Co-op Member Owners gets Op-Ed published

Co-op Member-Owner Dawn Ashbridge had this letter published in The Post Standard:

Thanks Dawn!

Post-Standard Letter
Monday, February 06, 2006
To the Editor:

Recently, The Post-Standard did a small article highlighting Consumer Reports' investigation into whether organic food is worth the higher financial price.

Organic has, in fact, become a buzzword these days. Even places like Aldi's and Wal Mart have jumped on the organic bandwagon carrying products like "organic" milk.

Once these companies realized that there was a consumer demand for organic products, a demand that warrants consumers to pay a higher price, a market was created for them.

Of course, every consumer wants to get the best price they can whether we are purchasing organic items or "conventional" (i.e., not organic).

This brings me to my point. I had the pleasure of attending the recent Northeast Organic Farmer's Association of New York (NOFA-NY) conference at the Holiday Inn in Liverpool and I walked away with a new understanding what "organic" really means.

Seeing this vast number of farmers all come together for the cause of organic was interesting to me. Why are they farming "organically"? Why are many of them taking a loss year in and year out?

Why the back-breaking labor when large-scale farms both within the United States and abroad are producing food on a much grander scale? Well, they told me why.

Organic, despite what I believed, does not simply mean growing without pesticides. Organic was founded years ago as an ethic. An ethic with roots deeper than conventional, profit-driven agriculture. Organic does mean not using chemical pesticides on crops, but it is more than that.

It is a reverence for the land and a commitment to health - the health of the soil, the health of the workers, the health of the families that the farmer feeds, the health of future generations - both human and otherwise. It is environmental stewardship in every facet of the term.

Organic means paying farm workers a wage that they can live on, even if it cuts into the profits that the farmer takes home. Organic means social justice and every person's right to be able to support themselves, while doing honest work.

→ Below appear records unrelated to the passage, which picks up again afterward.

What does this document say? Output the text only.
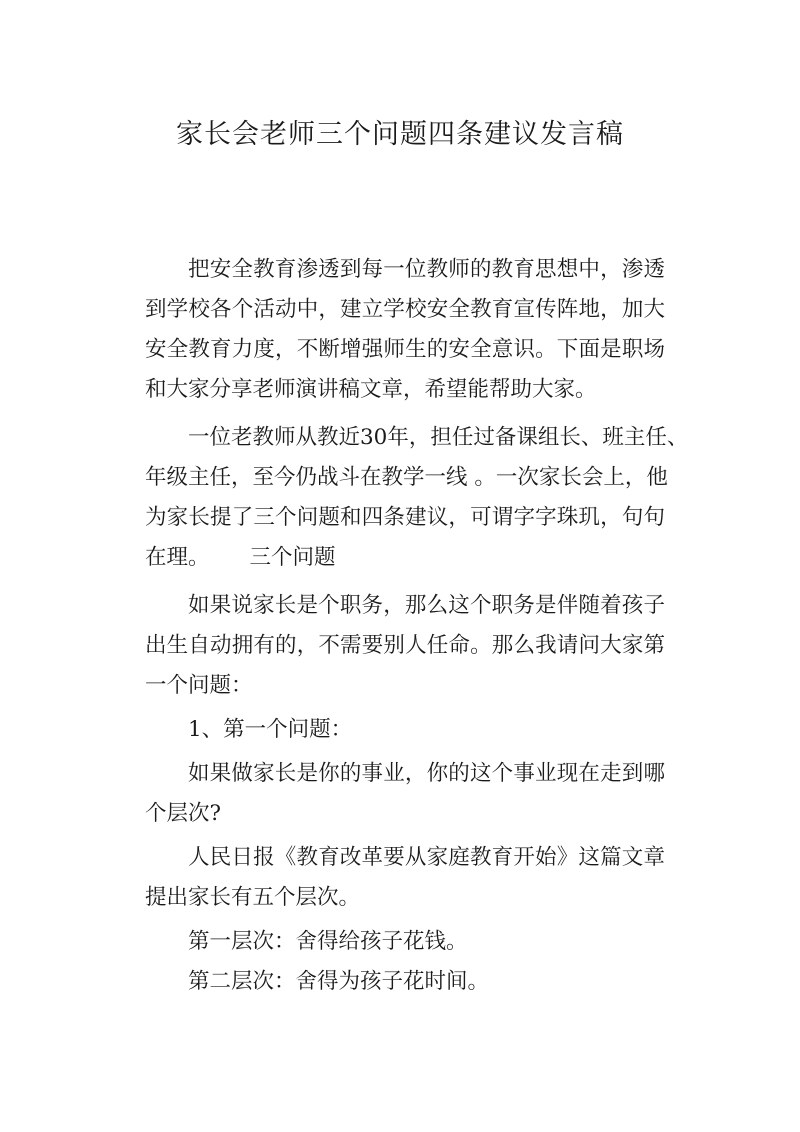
家长会老师三个问题四条建议发言稿

把安全教育渗透到每一位教师的教育思想中，渗透

到学校各个活动中，建立学校安全教育宣传阵地，加大

安全教育力度，不断增强师生的安全意识。下面是职场

和大家分享老师演讲稿文章，希望能帮助大家。

一位老教师从教近30年，担任过备课组长、班主任、

年级主任，至今仍战斗在教学一线 。一次家长会上，他

为家长提了三个问题和四条建议，可谓字字珠玑，句句

在理。 三个问题

如果说家长是个职务，那么这个职务是伴随着孩子

出生自动拥有的，不需要别人任命。那么我请问大家第

一个问题：

1、第一个问题：

如果做家长是你的事业，你的这个事业现在走到哪

个层次?

人民日报《教育改革要从家庭教育开始》这篇文章

提出家长有五个层次。

第一层次：舍得给孩子花钱。

第二层次：舍得为孩子花时间。
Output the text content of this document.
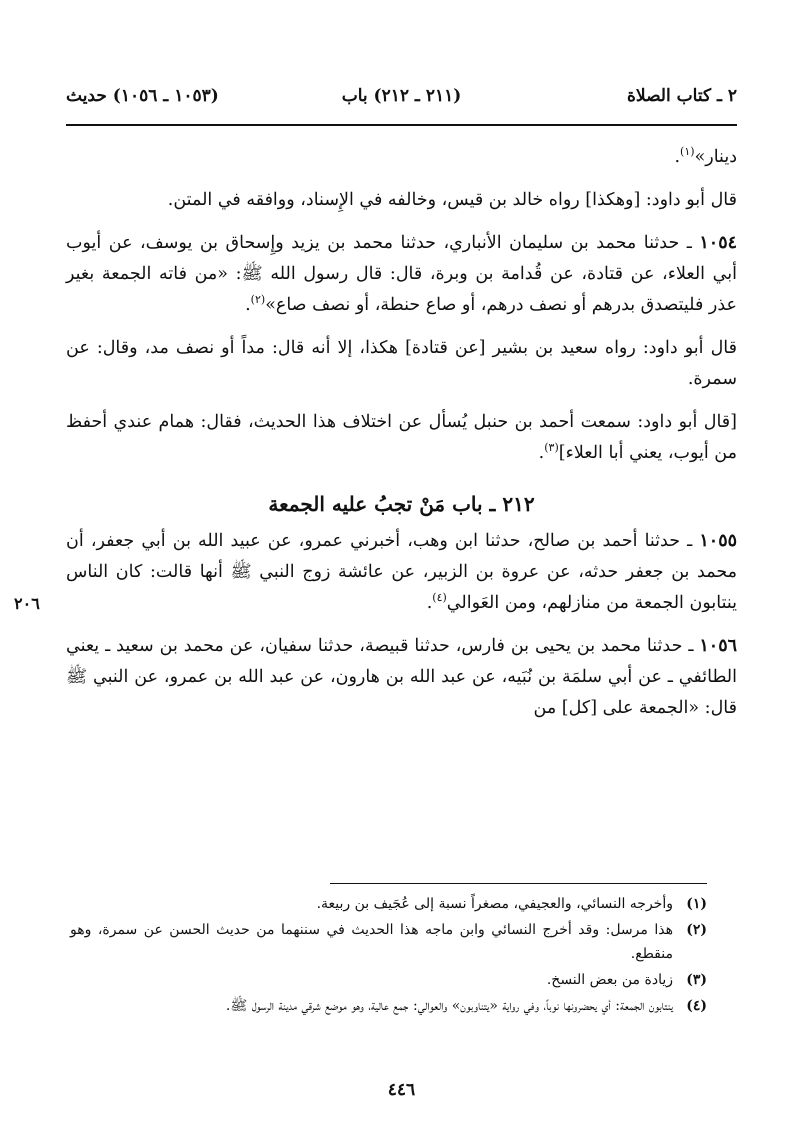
٢ ـ كتاب الصلاة
(٢١١ ـ ٢١٢) باب
(١٠٥٣ ـ ١٠٥٦) حديث

دينار»$^{(١)}$.

قال أبو داود: [وهكذا] رواه خالد بن قيس، وخالفه في الإِسناد، ووافقه في المتن.

١٠٥٤ ـ حدثنا محمد بن سليمان الأنباري، حدثنا محمد بن يزيد وإِسحاق بن يوسف، عن أيوب أبي العلاء، عن قتادة، عن قُدامة بن وبرة، قال: قال رسول الله ﷺ: «من فاته الجمعة بغير عذر فليتصدق بدرهم أو نصف درهم، أو صاع حنطة، أو نصف صاع»$^{(٢)}$.

قال أبو داود: رواه سعيد بن بشير [عن قتادة] هكذا، إلا أنه قال: مداً أو نصف مد، وقال: عن سمرة.

[قال أبو داود: سمعت أحمد بن حنبل يُسأل عن اختلاف هذا الحديث، فقال: همام عندي أحفظ من أيوب، يعني أبا العلاء]$^{(٣)}$.

٢١٢ ـ باب مَنْ تجبُ عليه الجمعة

١٠٥٥ ـ حدثنا أحمد بن صالح، حدثنا ابن وهب، أخبرني عمرو، عن عبيد الله بن أبي جعفر، أن محمد بن جعفر حدثه، عن عروة بن الزبير، عن عائشة زوج النبي ﷺ أنها قالت: كان الناس ينتابون الجمعة من منازلهم، ومن العَوالي$^{(٤)}$.

١٠٥٦ ـ حدثنا محمد بن يحيى بن فارس، حدثنا قبيصة، حدثنا سفيان، عن محمد بن سعيد ـ يعني الطائفي ـ عن أبي سلمَة بن نُبَيه، عن عبد الله بن هارون، عن عبد الله بن عمرو، عن النبي ﷺ قال: «الجمعة على [كل] من

٢٠٦
(١)
وأخرجه النسائي، والعجيفي، مصغراً نسبة إلى عُجَيف بن ربيعة.
(٢)
هذا مرسل: وقد أخرج النسائي وابن ماجه هذا الحديث في سننهما من حديث الحسن عن سمرة، وهو منقطع.
(٣)
زيادة من بعض النسخ.
(٤)
ينتابون الجمعة: أي يحضرونها نوباً، وفي رواية «يتناوبون» والعوالي: جمع عالية، وهو موضع شرقي مدينة الرسول ﷺ.
٤٤٦
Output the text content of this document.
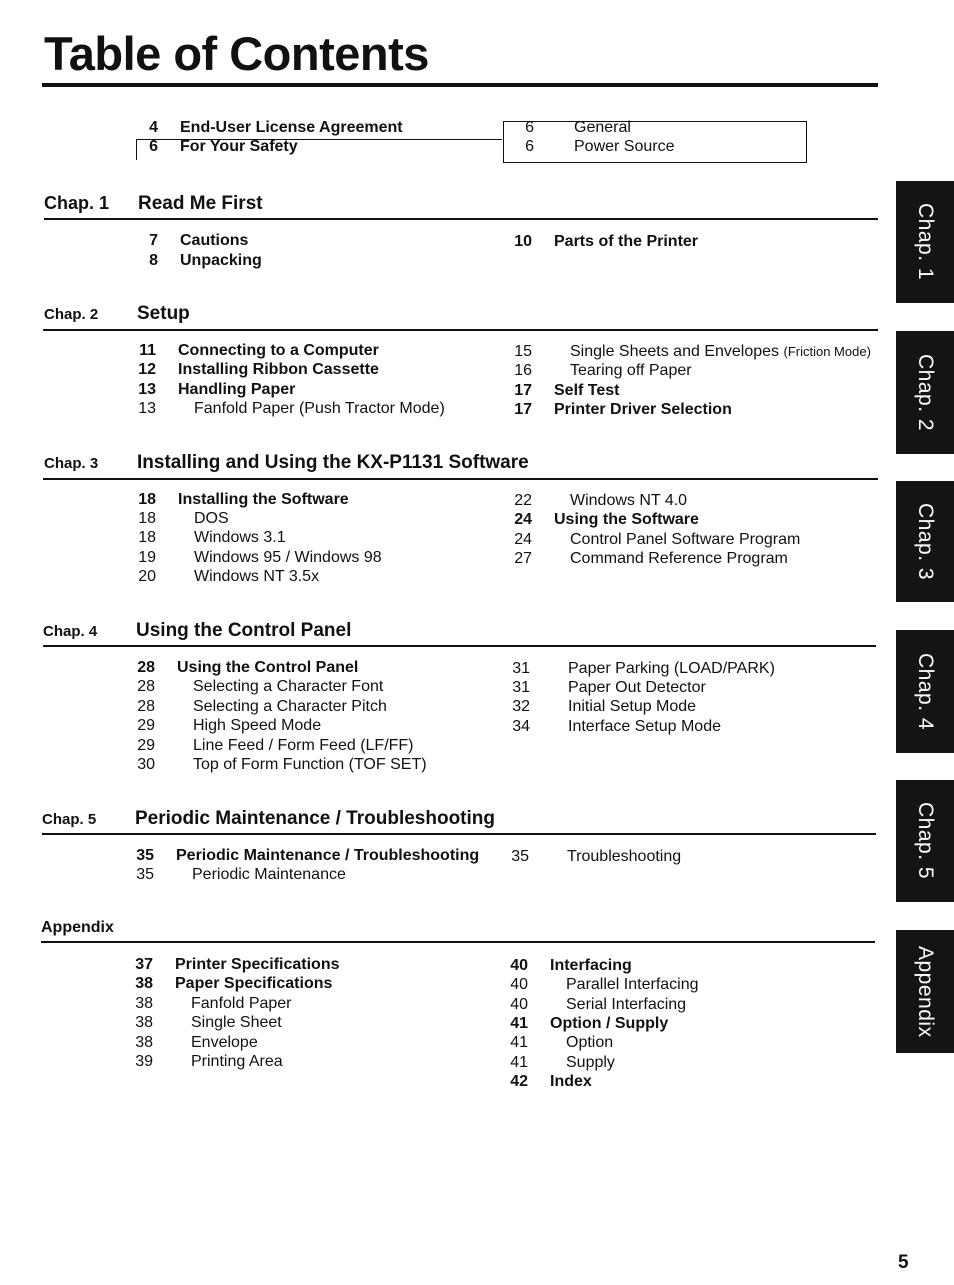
Table of Contents
4 End-User License Agreement
6 For Your Safety
6	General
6	Power Source
Chap. 1 Read Me First
7 Cautions
8 Unpacking
10 Parts of the Printer
Chap. 2 Setup
11 Connecting to a Computer
12 Installing Ribbon Cassette
13 Handling Paper
13 Fanfold Paper (Push Tractor Mode)
15 Single Sheets and Envelopes (Friction Mode)
16 Tearing off Paper
17 Self Test
17 Printer Driver Selection
Chap. 3 Installing and Using the KX-P1131 Software
18 Installing the Software
18 DOS
18 Windows 3.1
19 Windows 95 / Windows 98
20 Windows NT 3.5x
22 Windows NT 4.0
24 Using the Software
24 Control Panel Software Program
27 Command Reference Program
Chap. 4 Using the Control Panel
28 Using the Control Panel
28 Selecting a Character Font
28 Selecting a Character Pitch
29 High Speed Mode
29 Line Feed / Form Feed (LF/FF)
30 Top of Form Function (TOF SET)
31 Paper Parking (LOAD/PARK)
31 Paper Out Detector
32 Initial Setup Mode
34 Interface Setup Mode
Chap. 5 Periodic Maintenance / Troubleshooting
35 Periodic Maintenance / Troubleshooting
35 Periodic Maintenance
35 Troubleshooting
Appendix
37 Printer Specifications
38 Paper Specifications
38 Fanfold Paper
38 Single Sheet
38 Envelope
39 Printing Area
40 Interfacing
40 Parallel Interfacing
40 Serial Interfacing
41 Option / Supply
41 Option
41 Supply
42 Index
Chap. 1
Chap. 2
Chap. 3
Chap. 4
Chap. 5
Appendix
5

Organic means local food for local people, and not using limited fossil fuels to ship products from across the United States, or farther, like Mexico and New Zealand. Organic means lower pollution, not pre-packaged produce in the grocery store that is laid on a Styrofoam tray and shrink-wrapped in plastic.

No, despite the labeling out there, none of this is organic. And all of it weighs heavy on the hearts of the farmers that I met at the conference.

These are people who put their souls into the ground and grow the life on which we feed. I know my farmer. I looked him in the face and told him that I was proud that he grows my food. I'm thankful that his ethics feed my young daughter, so young and so vulnerable.

Sadly, though, our tax dollars are providing huge subsidies for farmers to grow large, monoculture crops. Monoculture means they grow one thing - literally; all other ecosystem life dies.

This is completely unsustainable. Why do they do this? Because the chemical manufacturers want our growers to become increasingly more reliant on their chemical pesticides. We, the taxpayers are forced to fund this because Monsanto and other large chemical companies have strong lobbies in Congress.

On guard, folks. Food has become political and our choices at the store are our strongest voice. It may be more expensive to buy organic food - true organic food, but what is the dire cost otherwise?

Shop your local farms; shop your coops like the Syracuse Real Food Coop, which is also ethics-driven and not profit-driven.

Let's take back our food. For more information on Communty Supported Agriculture, go to www.localharvest.org and search for CSAs around Syracuse.

Dawn Ashbridge

Liverpool

2 comments:

Jennifer said...

What a great piece! This is the kind of piece that should be running as editorial content and not just on the Op-Ed page. Thanks Dawn!

Dawn Ashbridge said...

I would encourage everyone who wants to promote local, sustainable agriculture to write into the Post Standard and comment on my piece. It's about time we took back control of our food and halted the marketing of "organic" by big agri-business. We CAN vote with our dollars!!